Pada dasarnya game RPG Pertanian memiliki mekanisme yang sangat monoton, seperti bangun tidur, menyiram ladang, memberi pakan ternak, bersosialisasi, pulang, tidur, dan repeat. Jadi wajar untuk kalian yang tidak terbiasa dengan game kegiatan sehari-hari yang diulang-ulang, maka akan terasa amat membosankan.

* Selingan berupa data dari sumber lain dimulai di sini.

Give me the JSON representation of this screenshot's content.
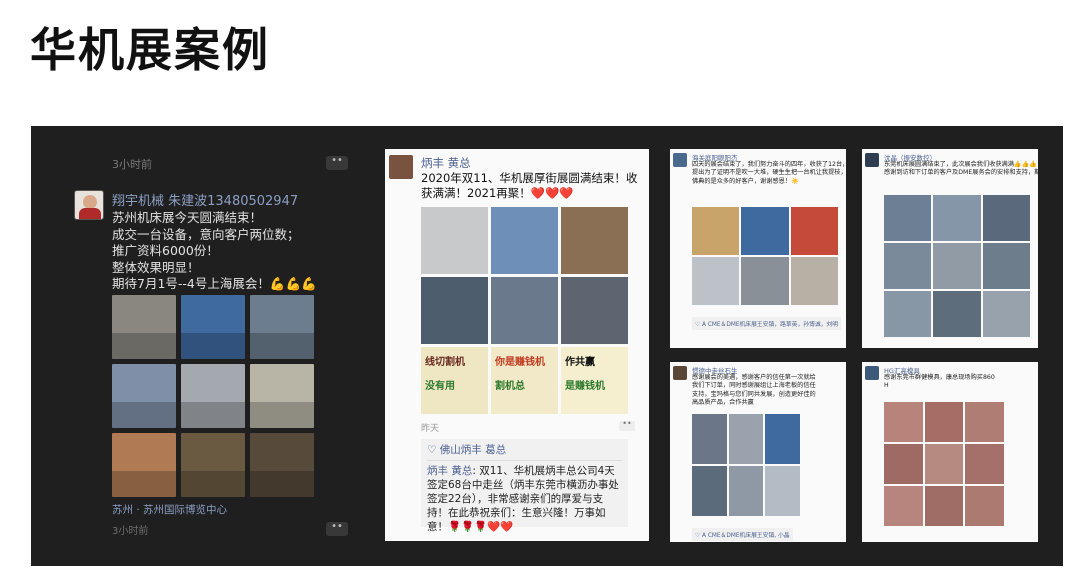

Tetapi, game ini memiliki sistem Grinding yang baik, grinding yang tidak membuat player bosan karena hanya mendapatkan resource yang sedikit dalam jangka waktu yang lama. Game ini juga menghadirkan item-item menarik, seperti senjata yang variatif dan beberapanya hanya bisa didapatkan melalui quest tertentu, memberikan suatu kepuasan tersendiri saat mendapatkan item yang kita cari.

Stardew Valley
Addictive – Stardew Valley. Langkah Awal Suksesnya Developer Indie

Music (10/10)

Eric Barone selaku pengembang dan komposer dari Stardew Valley, menyuguhkan alunan Instrumental yang berbeda ditiap lokasi dalam game dan ditiap waktu atau musimnya juga. Instrumental yang disesuaikan dengan tempat dan waktu kejadian, membuat player betah walau hanya mendengarkan alunannya.

Stardew Valley
Music – Stardew Valley. Langkah Awal Suksesnya Developer Indie

Kesimpulan dari Review Stardew Valley Versi Gamefinity

Menurut pribadi, Stardew Valley adalah salah satu game RPG Simulasi terbaik yang cocok dan sangat direkomendasikan untuk dicoba. Game yang punya mekanisme unik dari game-game pendahulunya. Dan juga, game yang mengusung gaya Pixel Art yang membuat nyaman pemain. Berikut sedikit kelebihan dan kekurangan dari game yang dapat penulis sampaikan.

Kelebihan

Game ini mengusung sistem Combat, sistem yang membuatnya berbeda dari game serupa lainnya. Menghadirkan item-item menarik yang mendukung perkembangan karakter pemain dalam jalani progres dalam game.

Kekurangan

Untuk Update dari port satu ke port lainnya yang sedikit “mengaret”. Seperti pada Update 1.5 untuk Windows yang update pada 21 Desember 2020, tetapi untuk versi Androidnya yang masih di versi 1.4.5 sejak awal tahun 2020 hingga sekarang.

Sekian bahasan singkat dari game Stardew Valley. Bagaimana menurut kalian? Tertarik mencobanya?

Game dapat diunduh dan tersedia di Steam, Play Store dan App Store lainnya.